Central bankers, and even someof the best economists, sometimes talk about inflation expectations becoming ‘unhinged’. I do not like this term, and have been known to react quite badly to it. Some might say overreact. Let me say why.
But before doing so, I want to make three things clear, lest I be misunderstood. First, I think inflation expectations are really important. Second, I largely believe the great moderation story. As a result of setting inflation targets (explicitly or implicitly), and acting to achieve them, central banks did succeed in stabilising inflation expectations at low levels, and this has made the job of stabilising the economy as a whole rather easier. I may be wrong about this, but that is what I currently think. (I chose this as an example of the achievements of the microfoundations revolution in macro in my mild disagreement with Paul Krugman on this issue.) Third, I think it is more than likely that if inflation stays above/below target for some time, inflation expectations will adjust.
But I would not call this expectations becoming unhinged. It is all about language. I would have no problem if another term was used. I used the term ‘adjust’ above, but we could also say ‘increase’, or ‘become less predictable’, or even ‘shift’. In fact any of the other words we normally use for macroeconomic variables. When discussing consumption, we do not talk about expectations of future income becoming unhinged. When discussing exchange rates and UIP, we do not obsess about expectations of future rates being unhinged. Whether intentional or not, the use of the term unhinged is designed to create an impression. The impression is of disastrous uncontrollability. If we talked about a person become unhinged, we indicate madness.
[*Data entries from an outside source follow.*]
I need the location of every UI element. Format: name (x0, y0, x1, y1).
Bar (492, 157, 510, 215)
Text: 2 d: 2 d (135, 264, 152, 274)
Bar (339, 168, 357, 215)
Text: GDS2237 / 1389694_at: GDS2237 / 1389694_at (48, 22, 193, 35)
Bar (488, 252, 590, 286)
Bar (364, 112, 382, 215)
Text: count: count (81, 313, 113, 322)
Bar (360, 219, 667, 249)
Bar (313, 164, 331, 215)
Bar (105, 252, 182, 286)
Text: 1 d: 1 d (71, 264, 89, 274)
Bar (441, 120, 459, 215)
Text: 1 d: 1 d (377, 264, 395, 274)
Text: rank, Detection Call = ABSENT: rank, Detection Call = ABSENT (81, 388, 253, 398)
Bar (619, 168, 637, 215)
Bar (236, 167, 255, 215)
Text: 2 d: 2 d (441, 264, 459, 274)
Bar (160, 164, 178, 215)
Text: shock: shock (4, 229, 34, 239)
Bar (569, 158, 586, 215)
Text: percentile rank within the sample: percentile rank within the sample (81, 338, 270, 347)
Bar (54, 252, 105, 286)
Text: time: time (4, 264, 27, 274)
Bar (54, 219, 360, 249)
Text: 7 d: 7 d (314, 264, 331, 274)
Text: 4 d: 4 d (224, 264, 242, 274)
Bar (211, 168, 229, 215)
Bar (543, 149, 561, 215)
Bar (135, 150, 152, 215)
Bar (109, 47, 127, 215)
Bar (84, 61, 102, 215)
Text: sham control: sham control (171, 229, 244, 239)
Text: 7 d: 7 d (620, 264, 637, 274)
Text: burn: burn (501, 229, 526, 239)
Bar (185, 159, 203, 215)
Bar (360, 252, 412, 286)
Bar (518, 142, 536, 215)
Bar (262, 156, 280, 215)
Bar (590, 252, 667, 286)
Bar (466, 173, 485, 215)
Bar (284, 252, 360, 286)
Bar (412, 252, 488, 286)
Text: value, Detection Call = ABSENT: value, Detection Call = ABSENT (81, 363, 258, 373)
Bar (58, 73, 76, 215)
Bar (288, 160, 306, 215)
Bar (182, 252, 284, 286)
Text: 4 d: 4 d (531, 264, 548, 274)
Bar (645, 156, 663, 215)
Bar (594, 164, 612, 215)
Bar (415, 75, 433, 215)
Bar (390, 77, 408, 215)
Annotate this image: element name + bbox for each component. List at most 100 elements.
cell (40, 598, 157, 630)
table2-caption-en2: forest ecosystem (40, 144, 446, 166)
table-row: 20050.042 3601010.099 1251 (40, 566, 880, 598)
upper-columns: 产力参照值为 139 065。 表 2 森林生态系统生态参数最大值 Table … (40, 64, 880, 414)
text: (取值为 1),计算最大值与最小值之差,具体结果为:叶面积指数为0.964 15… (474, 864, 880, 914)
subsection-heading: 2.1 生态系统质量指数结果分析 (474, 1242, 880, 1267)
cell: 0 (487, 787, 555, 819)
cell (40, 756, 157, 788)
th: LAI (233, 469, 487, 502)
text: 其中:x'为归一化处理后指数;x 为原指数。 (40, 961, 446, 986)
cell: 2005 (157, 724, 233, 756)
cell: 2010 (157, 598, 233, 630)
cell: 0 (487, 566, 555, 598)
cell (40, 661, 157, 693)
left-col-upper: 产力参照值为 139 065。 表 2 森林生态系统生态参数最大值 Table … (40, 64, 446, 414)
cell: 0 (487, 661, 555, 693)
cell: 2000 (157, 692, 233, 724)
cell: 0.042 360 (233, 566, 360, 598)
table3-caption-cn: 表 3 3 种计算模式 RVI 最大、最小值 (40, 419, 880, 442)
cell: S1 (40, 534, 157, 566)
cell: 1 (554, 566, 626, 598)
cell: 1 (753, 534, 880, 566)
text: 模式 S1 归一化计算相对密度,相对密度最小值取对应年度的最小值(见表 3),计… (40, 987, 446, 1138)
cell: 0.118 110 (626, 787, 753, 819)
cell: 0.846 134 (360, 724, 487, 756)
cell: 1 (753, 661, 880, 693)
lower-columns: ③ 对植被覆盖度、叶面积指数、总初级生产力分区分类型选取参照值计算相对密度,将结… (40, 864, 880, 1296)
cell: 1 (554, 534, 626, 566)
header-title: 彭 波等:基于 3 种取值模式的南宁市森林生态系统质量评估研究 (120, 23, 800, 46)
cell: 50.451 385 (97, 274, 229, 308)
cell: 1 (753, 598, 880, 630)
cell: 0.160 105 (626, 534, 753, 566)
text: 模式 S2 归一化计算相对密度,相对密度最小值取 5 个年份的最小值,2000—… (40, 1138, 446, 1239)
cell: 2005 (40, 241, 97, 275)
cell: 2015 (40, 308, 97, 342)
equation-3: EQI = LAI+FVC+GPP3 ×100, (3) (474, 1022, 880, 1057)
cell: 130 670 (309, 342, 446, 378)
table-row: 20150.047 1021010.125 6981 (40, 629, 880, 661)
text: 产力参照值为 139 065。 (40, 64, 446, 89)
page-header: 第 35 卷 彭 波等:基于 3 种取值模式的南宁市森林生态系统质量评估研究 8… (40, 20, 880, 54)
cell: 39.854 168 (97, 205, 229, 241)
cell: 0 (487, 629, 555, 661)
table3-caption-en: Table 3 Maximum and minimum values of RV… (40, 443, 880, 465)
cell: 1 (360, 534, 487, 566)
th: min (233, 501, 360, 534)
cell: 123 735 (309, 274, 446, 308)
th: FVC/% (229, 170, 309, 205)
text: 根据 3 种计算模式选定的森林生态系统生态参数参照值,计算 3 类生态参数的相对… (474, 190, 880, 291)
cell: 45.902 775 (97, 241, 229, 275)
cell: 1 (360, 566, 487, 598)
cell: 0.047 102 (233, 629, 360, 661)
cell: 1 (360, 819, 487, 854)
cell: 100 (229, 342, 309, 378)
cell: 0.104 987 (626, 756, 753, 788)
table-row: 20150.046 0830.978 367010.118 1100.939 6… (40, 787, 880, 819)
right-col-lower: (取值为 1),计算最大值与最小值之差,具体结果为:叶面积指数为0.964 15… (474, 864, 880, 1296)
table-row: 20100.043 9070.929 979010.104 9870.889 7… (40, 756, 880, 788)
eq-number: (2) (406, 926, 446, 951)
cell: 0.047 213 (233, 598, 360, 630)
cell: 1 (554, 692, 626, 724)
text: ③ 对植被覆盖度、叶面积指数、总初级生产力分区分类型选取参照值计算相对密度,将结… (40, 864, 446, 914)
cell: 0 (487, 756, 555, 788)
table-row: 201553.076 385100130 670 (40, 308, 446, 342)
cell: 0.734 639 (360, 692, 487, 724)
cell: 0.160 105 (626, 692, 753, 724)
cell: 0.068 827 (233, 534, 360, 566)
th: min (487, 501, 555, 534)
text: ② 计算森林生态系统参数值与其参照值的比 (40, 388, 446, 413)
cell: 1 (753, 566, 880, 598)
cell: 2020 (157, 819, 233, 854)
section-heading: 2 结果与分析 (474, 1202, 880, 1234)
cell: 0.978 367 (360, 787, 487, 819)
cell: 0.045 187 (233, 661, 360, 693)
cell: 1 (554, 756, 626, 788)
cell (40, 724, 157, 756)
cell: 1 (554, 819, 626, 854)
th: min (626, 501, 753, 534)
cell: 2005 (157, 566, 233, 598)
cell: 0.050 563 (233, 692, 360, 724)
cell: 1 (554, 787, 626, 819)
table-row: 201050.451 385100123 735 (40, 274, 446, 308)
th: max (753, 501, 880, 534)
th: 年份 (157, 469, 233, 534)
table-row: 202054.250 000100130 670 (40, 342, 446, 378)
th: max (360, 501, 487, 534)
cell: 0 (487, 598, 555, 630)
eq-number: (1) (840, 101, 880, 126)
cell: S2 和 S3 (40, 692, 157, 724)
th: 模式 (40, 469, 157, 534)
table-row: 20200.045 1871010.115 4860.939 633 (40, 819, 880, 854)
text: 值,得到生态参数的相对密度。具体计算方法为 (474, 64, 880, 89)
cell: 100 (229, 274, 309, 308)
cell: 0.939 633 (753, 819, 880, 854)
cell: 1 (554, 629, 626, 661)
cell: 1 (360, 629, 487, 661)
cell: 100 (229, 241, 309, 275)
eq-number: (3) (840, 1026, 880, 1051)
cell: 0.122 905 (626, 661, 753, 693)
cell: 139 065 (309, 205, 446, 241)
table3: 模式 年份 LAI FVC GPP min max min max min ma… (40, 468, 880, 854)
It is as if inflation expectations can be in one of two states: either low variance with mean reversion to the inflation target (or something close to it), or as highly volatile and could go anywhere. In this second imagined state, as expectations of inflation drive actual inflation, we could have ‘inflation bubbles’, which would become very costly for the central bank to prick. As we really do not want to go to that second state, we have to do everything we can to stay in the first state.
It is this view of the world that I find very difficult to believe - in fact I find it absurd. Why would inflation expectations become so unanchored from a central bank’s inflation target? They would do so if people thought the central bank had no intention of trying to achieve that target. So the only circumstances in which inflation expectations might become unhinged are when the central bank itself became unhinged. That could happen if the central bank was ordered to permanently monetise growing budget deficits, but that is not the world we are currently in.
When central bankers talk about unhinged expectations, they nearly always mention the 1970s and early 1980s. Do we really want to go through that again, they ask? Yet that was a period, in the US and UK, when it was very unclear what the central bank’s inflation target was, or indeed whether it had one. (This was not the case for Germany, as I note here.) So the lesson of that time is that inflation targets are important, but not that they should never be changed or missed.
I would draw a very different lesson from that period. It is important not to have taboos in macro. If there was a taboo at that time, it was that rising unemployment would mean a return to the 1930s. This prevented many seeing variations in unemployment as a means of stabilising inflation.
Could it be that we have a similar problem today, except roles have become reversed? With nominal rates at the zero lower bound, and doubts over unconventional monetary policy, we could use higher inflation (raised in a premeditated and controlled way) as a means of getting unemployment down. Of course that entails costs, and so we need to do the cost benefit analysis, and look at alternatives (like fiscal policy) that may be less costly. But if raising inflation is taboo we will not have that discussion. In this context, talk of expectations becoming unhinged reinforces that taboo.
In memory of Mel, who showed even as a teenager an appreciation for the absurd by helping me found the LUWS.